Fedakarlık, insanın kendi hakkından vazgeçip başkalarına öncelik tanımasıdır ve ya hakkı olan bir şeyi ihtiyacı olduğu halde başkalarına vermesidir. Kuran ve Ehl-i beyt kültüründe fedakarlığın büyük bir önemi vardır. Bu noktada bir çok ayet ve hadis mevcuttur. Fedakarlığın en mükemmel örneği Ehl-i beyt´in (a.s) kendisidir. Kuran-ı kerim´de bakara suresi 207. ayet-i kerimede şöyle buyrulmaktadır: İnsanların öylesi de var ki Allah rızasına nail olmak için adeta kendisini satar, Allah rızasını alır. Allah kullarını pek esirger.
Bu ayet-i kerime, peygamberimizin (s.a.a) Mekke´den hicret ettiği gece, peygamberin yatağında yatarak onun canını kurtaran İmam Ali´nin (a.s) fedakarlığını açıklamıştır. O gece peygamberi öldürme kararı alan Mekkeliler peygamberin evini kuşatma altına almışlardı. Peygamberimizin bu konuyu İmam Ali´ye bildirmesiyle, İmam Ali seve seve peygamberin yatağında yatarak onun canını kurtarmıştı. Bu büyük fedakarlığı yüce Allah övgüyle Kuran-ı kerim´e yansıtmıştır.
Fedakarlık, insanın en önemli faziletlerinden ve karakteristik özelliklerinden biridir. Fedakar insanlar gerçek anlamda insanlığı yaşatanlardır. Onlar toplumlarda değerlerin var olma sebebidir. Fedakar insanlar, insanların huzura, refaha ve mutluluğa erme vesilesidir. Fedakar insanlar toplumda ahlakın, maneviyatın ve hak akidenin korunmasını sağlamıştır. Yüzünü tamamen dünyaya dönmüş materyalist ve emperyalist güçler, insan yaşamından fedakarlığı çıkarmak istemektedirler. İtikadı, inancı ve coğrafyası ne olursa olsun hedefi sadece dünya ve maddiyat olan insanlar toplumda haksızlık, gasp, zulüm ve sömürme vesilesi olmuştur. Maalesef yaşadığımız bu zamanda islam dünyasında da maddecilere benzer bir durum ortaya çıkmıştır. Böyle bir hastalığın tedavisi yine Ehl-i beyt´e yönelmek ve Ehl-i beyt´e yürümekle mümkün olacaktır.

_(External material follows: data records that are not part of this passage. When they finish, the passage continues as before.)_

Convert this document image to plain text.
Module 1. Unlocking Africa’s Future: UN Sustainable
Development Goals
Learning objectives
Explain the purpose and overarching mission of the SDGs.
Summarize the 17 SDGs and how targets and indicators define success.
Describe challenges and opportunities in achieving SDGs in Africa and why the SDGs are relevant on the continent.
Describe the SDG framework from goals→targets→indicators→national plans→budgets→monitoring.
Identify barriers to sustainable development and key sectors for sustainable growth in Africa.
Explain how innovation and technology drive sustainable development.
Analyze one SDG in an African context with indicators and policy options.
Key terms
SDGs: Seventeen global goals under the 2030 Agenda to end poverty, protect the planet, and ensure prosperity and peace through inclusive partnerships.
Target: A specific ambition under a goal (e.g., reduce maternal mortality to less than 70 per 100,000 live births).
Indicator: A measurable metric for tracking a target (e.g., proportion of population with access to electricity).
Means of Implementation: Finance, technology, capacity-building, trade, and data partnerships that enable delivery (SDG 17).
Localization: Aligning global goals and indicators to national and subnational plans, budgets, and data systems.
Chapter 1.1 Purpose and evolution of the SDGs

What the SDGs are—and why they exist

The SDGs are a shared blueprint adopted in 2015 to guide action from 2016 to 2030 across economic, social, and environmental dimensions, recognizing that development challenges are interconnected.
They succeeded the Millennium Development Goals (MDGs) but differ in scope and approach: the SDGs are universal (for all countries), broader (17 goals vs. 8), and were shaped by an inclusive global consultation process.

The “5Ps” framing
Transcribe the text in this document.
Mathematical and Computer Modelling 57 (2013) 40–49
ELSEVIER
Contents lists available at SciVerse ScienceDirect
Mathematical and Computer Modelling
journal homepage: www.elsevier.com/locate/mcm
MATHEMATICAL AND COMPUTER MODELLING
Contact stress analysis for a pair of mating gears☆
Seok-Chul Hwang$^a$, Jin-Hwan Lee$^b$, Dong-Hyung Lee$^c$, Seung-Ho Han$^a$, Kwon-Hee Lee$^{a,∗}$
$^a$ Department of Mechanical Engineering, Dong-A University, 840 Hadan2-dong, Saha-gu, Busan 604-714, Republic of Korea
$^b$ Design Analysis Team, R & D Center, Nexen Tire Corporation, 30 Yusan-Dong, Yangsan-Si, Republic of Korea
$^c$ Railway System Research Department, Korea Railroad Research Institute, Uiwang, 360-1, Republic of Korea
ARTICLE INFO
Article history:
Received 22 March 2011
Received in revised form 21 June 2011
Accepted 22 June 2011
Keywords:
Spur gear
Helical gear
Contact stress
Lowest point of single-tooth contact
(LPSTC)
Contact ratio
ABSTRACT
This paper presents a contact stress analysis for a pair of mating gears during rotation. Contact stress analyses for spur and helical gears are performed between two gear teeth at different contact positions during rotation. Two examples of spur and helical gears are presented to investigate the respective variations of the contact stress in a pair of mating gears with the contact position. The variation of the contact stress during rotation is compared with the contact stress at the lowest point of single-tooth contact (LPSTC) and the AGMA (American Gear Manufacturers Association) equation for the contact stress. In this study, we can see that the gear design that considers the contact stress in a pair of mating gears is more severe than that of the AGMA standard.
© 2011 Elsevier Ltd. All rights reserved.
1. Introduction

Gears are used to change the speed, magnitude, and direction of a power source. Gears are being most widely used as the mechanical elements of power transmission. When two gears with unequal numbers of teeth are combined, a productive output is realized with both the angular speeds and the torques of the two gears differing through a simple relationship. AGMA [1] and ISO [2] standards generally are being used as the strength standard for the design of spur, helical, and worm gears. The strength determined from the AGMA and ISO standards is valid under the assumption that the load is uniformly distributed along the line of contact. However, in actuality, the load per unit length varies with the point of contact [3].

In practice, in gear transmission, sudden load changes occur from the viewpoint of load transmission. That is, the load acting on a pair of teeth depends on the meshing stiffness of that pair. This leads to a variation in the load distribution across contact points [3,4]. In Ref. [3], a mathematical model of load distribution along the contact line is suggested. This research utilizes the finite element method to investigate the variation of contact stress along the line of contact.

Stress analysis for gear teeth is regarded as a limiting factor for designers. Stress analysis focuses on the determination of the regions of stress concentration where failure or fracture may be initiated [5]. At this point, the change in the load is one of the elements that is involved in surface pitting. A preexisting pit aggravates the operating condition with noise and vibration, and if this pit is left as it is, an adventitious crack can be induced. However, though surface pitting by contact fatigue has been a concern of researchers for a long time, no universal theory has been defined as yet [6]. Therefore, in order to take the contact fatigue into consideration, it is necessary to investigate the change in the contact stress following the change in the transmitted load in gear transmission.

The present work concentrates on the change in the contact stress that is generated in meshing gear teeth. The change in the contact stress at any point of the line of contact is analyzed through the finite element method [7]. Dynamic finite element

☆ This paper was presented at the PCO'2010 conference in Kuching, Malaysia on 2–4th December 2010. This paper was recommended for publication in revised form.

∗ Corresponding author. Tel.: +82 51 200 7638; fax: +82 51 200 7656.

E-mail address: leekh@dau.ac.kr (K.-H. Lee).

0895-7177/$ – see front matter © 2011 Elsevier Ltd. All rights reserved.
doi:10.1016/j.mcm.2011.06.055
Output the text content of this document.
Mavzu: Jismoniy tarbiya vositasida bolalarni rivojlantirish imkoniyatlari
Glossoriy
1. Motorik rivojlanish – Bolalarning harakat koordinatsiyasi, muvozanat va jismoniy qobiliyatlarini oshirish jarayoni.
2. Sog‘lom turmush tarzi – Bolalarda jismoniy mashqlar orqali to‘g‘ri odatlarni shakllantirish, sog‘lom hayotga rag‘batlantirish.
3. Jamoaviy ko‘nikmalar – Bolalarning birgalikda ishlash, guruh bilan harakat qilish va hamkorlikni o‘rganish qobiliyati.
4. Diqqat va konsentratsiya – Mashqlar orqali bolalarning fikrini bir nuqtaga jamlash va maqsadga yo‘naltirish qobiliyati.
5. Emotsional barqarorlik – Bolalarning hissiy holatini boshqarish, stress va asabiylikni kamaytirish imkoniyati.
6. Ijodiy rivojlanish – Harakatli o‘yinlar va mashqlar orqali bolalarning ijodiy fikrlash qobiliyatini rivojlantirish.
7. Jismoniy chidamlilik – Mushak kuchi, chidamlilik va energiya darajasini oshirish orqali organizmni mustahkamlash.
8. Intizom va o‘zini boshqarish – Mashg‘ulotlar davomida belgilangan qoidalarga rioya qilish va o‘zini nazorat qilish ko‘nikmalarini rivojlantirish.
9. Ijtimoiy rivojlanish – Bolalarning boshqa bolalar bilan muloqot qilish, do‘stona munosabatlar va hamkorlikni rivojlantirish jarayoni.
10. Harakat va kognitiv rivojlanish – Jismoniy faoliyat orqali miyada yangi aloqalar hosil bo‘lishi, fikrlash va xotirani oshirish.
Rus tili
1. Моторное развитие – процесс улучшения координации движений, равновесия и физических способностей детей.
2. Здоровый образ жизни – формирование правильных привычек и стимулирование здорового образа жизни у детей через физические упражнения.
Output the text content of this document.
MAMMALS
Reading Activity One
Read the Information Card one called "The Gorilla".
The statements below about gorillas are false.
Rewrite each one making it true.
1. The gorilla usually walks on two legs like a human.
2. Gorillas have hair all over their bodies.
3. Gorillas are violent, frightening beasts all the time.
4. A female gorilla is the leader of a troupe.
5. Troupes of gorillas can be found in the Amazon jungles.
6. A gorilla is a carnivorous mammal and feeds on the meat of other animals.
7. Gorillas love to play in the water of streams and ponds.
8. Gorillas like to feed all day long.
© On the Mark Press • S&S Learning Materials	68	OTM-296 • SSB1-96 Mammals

İmam Hüseyin (a.s) insanlık tarihinde hiçbir insanın ulaşamadığı en büyük fedakarlığı ortaya koymuştur. Canını, evlatlarını, sevenlerini insanlığın cehalet ve sapkınlıktan kurtulması için feda etmiştir. Bu uğurda kadınlarını, bacılarını, kızlarını ve Ehl-i beyt´e gönül veren şehit ailelerini esir vermiştir. Bu büyük fedakarlık örneği 10 muharrem aşura gününde başlamış, Hz.Zeynep (s.a) ve İmam Zeyn´ul Abidin´in (a.s) öncülüğünde büyük zulüm ve acılara tahammül ederek zirveye varmıştır. İmam Zeyn´ul Abidin ve Hz.Zeynep, hüseyni fedakarlığı tamamlamış ve tekmil etmiştir. Aşura, İmam Zeyn´ul Abidin ve Hz.Zeynep´ten ibret alan Müslümanlar, bugün bu fedakarlık ruhunu yeniden ihya edip, yaşayıp ve yaşamaktadırlar.
Irak halkının, İmam Huseyin´in ziyaretçilerine karşı yaptığı fedakarlık, gerçekten de övgüye layık bir durumdur. Irak halkı kendilerinin ihtiyacı olduğu halde, ekmeklerini ve aşlarını, İmam Hüseyin´in ziyaretçilerine sunmaktan haz duyuyorlar. İmam Hüseyin´in ziyaretçilerine karşı yapılan bu fedakarlık sadece ekmek ve aşla sınırlı değil. Yediden yetmişe evleriyle, arabalarıyla, mallarıyla ve bedenleriyle Hüseyin ziyaretçilerine hizmet etmek için yarış halindedirler. Bu fedakarlık ruhunu gören erbain ziyaretçileri gerçekten kendilerini yenileme ve bir nebze de olsa maddiyattan uzaklaşıp maneviyata ve insani değerlere yönelmeyi kendileri için bir görev bilmektedirler.
İmam Hüseyin´in (a.s) Erbain´i bütün dünyaya fedakarlık dersi vermektedir. Bu fedakarlık örneğini İslam ve Ehl-i beyt adına bütün dünyaya tanıtmamız en önemli vazifelerimizden biri olmalıdır. Bugün islamın temiz ve güzel çehresini lekelemeye çalışan islam düşmanları, Müslümanların içinden ayırıp, yetiştirdikleri Işid ve Taliban canileriyle, islamı bir başka şekilde tanıtmaya çalışıp islamafobi oluşturuyorlar. İslamın doğru tanınmasını engellemek için erbain yürüyüşünü gizli tutmaya çalışıyorlar. Oysaki kafirler istemese de Allah nurunu tamamlayacaktır.